Chinese state-sponsored APT actors have **dramatically escalated cyber operations against Taiwan and expanded into Southeast Asia**, with Taiwan’s National Security Bureau (NSB) reporting **960,620,609 intrusion attempts** in 2025—a **6% year-over-year increase** and **112.5% surge since 2023**. The **energy sector** faced a **tenfold spike in attacks**, while **emergency/hospital systems** saw a **54% rise**, including **ransomware deployments** disrupting operations in at least **20 hospitals** and stolen medical data sold on dark web forums. In **February 2026**, Singapore’s Cyber Security Agency (CSA) confirmed that **UNC3886**—a China-nexus APT group—executed a **deliberate cyber espionage campaign** against all four of Singapore’s major telecommunications operators (**M1, SIMBA Telecom, Singtel, StarHub**). The actors **weaponized a zero-day exploit** to bypass perimeter defenses, deployed **rootkits for persistence**, and exfiltrated **technical network data**, though no personal customer data was compromised. Singapore’s **Operation CYBER GUARDIAN**—the country’s **largest and longest-running anti-cyber threat effort**—successfully disrupted UNC3886’s access, engaged **over 100 investigators from six agencies**, and expanded monitoring to **banking, transport, and healthcare sectors** to prevent lateral movement. This campaign underscores the PRC’s **growing focus on Southeast Asian critical infrastructure** alongside its long-standing operations in Taiwan and North America. The campaigns, attributed to **BlackTech, Flax Typhoon, Mustang Panda, APT41, and UNC3886**, leverage **hardware/software vulnerabilities, DDoS, social engineering, and supply-chain compromises**, often correlating with **PLA military drills, political events, and visits by Taiwanese officials**. Taiwan’s NSB is now collaborating with **30+ countries** on joint investigations, while advisories from **CISA, NSA, and allies** warn of a shift from espionage to **potential disruptive capabilities**. Earlier phases targeted **U.S. government agencies (CBO, Treasury, CFIUS)**, **European telecoms**, and global critical infrastructure via exploits in **Cisco, Ivanti, Palo Alto, and Citrix devices**.

PipeMagic Backdoor Used in Play Ransomware Attacks Exploiting Windows CLFS Vulnerability

The Play ransomware group, tracked as Storm-2460, is using the PipeMagic backdoor to exploit CVE-2025-29824, a critical Windows Common Log File System (CLFS) elevation-of-privilege vulnerability.
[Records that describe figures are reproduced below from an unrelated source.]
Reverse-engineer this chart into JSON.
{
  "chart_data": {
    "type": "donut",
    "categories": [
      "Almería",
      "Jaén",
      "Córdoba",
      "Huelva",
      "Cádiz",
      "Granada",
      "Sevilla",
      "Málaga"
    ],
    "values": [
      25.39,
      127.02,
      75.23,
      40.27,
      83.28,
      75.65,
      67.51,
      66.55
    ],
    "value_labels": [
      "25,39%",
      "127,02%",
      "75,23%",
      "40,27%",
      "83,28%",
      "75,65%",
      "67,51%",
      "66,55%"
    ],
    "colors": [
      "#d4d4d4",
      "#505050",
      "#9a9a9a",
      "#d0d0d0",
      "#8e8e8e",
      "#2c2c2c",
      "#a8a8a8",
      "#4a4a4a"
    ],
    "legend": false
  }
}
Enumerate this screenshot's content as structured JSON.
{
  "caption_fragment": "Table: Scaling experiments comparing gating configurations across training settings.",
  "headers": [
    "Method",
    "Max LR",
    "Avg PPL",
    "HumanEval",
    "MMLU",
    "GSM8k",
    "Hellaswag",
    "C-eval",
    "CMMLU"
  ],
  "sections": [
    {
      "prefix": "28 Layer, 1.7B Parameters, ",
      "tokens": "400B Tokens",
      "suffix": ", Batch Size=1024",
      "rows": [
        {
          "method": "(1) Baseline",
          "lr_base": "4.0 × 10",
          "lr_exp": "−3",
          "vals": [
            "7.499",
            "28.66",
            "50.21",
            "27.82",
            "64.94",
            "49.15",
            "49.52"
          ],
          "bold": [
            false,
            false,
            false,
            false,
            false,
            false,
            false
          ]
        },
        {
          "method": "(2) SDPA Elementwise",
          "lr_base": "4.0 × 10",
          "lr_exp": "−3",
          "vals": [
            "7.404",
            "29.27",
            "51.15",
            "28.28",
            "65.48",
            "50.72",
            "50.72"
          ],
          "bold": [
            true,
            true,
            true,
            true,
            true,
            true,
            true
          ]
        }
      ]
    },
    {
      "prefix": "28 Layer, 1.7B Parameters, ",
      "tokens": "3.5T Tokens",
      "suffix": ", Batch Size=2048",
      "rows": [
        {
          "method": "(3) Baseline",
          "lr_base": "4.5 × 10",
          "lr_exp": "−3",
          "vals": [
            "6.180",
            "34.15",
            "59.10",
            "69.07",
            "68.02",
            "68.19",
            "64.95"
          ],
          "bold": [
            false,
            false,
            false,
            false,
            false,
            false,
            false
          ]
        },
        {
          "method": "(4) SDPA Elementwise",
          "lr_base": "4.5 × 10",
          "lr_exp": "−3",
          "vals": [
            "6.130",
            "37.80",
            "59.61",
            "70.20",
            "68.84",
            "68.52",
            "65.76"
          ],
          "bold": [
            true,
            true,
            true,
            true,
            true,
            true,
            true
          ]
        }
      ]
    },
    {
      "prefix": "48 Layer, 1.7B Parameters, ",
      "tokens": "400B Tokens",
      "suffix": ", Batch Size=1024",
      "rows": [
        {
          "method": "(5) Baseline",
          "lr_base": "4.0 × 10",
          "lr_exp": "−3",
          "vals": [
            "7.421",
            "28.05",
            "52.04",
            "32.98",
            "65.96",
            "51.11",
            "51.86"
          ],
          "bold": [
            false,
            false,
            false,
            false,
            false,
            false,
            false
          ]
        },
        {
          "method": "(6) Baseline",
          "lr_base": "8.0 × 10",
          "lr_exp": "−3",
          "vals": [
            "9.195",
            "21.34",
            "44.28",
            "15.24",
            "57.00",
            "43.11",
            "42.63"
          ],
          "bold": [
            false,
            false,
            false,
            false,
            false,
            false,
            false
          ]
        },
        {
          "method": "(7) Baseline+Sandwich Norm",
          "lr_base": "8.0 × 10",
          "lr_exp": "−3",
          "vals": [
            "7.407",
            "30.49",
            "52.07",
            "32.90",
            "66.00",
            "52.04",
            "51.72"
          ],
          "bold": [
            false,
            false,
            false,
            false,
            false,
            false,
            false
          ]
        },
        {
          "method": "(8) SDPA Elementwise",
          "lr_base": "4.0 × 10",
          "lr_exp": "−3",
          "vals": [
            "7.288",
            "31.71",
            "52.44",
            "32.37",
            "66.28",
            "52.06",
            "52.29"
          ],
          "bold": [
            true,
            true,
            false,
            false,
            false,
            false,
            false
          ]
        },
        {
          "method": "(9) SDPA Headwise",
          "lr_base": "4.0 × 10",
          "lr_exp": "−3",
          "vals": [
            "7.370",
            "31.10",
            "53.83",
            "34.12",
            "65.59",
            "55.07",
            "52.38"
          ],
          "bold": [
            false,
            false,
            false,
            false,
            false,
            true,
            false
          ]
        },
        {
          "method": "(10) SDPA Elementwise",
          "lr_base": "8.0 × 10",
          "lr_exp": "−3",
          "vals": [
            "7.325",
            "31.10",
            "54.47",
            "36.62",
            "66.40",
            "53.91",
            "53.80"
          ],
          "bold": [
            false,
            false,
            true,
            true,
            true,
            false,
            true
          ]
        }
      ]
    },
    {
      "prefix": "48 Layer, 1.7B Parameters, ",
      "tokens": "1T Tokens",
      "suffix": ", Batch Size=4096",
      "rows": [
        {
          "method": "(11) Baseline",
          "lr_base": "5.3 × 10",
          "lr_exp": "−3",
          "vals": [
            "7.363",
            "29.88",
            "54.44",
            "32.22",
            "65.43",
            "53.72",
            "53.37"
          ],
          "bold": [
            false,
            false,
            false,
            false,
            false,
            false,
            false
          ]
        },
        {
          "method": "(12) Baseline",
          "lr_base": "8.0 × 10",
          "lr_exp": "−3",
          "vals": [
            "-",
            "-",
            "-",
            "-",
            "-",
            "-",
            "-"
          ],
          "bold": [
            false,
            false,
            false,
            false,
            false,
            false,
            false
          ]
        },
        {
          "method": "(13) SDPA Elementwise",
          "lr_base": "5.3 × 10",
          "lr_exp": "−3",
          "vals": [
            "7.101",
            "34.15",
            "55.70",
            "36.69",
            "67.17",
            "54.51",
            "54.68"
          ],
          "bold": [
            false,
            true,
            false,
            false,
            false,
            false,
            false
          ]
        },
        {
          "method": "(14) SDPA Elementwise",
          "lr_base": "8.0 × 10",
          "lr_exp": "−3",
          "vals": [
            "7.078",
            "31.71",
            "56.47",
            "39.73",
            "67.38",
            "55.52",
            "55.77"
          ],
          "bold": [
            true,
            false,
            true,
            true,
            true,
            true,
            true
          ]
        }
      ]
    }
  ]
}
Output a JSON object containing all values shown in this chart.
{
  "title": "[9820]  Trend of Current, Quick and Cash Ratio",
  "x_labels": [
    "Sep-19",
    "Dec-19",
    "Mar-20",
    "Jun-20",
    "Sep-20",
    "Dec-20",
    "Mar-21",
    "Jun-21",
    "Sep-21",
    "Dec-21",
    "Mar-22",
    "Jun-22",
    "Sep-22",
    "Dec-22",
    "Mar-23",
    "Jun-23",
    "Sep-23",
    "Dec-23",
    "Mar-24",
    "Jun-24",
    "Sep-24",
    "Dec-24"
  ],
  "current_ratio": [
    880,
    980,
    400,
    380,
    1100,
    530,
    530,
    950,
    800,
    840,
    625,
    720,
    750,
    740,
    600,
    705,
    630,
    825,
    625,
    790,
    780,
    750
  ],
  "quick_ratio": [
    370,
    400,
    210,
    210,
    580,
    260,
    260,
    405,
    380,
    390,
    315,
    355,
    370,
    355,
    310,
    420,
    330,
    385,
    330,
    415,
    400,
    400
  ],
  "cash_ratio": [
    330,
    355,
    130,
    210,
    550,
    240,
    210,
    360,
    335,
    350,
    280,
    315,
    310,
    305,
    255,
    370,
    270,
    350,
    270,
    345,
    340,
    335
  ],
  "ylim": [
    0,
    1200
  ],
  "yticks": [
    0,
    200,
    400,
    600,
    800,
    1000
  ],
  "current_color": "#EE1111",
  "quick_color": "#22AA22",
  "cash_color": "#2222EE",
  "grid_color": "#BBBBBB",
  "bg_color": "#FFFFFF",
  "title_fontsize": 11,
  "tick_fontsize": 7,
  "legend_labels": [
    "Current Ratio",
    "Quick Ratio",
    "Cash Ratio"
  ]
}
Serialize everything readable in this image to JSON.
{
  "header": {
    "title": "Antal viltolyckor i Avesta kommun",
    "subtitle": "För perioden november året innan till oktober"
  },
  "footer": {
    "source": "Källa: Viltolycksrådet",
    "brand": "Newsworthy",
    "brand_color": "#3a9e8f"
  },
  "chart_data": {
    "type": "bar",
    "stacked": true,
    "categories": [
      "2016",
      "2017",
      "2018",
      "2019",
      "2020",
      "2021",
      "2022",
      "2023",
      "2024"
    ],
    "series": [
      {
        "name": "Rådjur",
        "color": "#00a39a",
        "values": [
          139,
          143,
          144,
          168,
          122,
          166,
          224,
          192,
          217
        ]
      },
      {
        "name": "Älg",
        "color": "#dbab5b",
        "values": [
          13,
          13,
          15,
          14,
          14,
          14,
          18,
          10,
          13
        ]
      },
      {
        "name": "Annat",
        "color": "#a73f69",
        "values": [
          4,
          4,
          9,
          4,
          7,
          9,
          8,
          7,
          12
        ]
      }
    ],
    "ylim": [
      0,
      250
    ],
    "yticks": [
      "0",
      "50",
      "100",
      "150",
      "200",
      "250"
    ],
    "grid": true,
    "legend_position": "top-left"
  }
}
This flaw allows attackers to gain system-level privileges on compromised systems. The campaign targets various sectors across multiple geographies, including IT, financial, and real estate in the US, Europe, South America, and the Middle East. The backdoor mimics ChatGPT Desktop to evade detection and maintain persistence within infected systems. The vulnerability was patched in April, but unpatched systems remain at risk. Microsoft and Kaspersky have observed ongoing activity, with PipeMagic showing sustained interest in Saudi Arabian and Brazilian manufacturing sectors. The backdoor's modular design allows for updates and lateral movement within targeted networks. PipeMagic was first documented in 2022 as part of RansomExx ransomware attacks targeting industrial companies in Southeast Asia. In 2024, threat actors exploited CVE-2017-0144, a remote code execution flaw in Windows SMB, to infiltrate victim infrastructure. Earlier this April, Microsoft attributed the exploitation of CVE-2025-29824 and the deployment of PipeMagic to Storm-2460.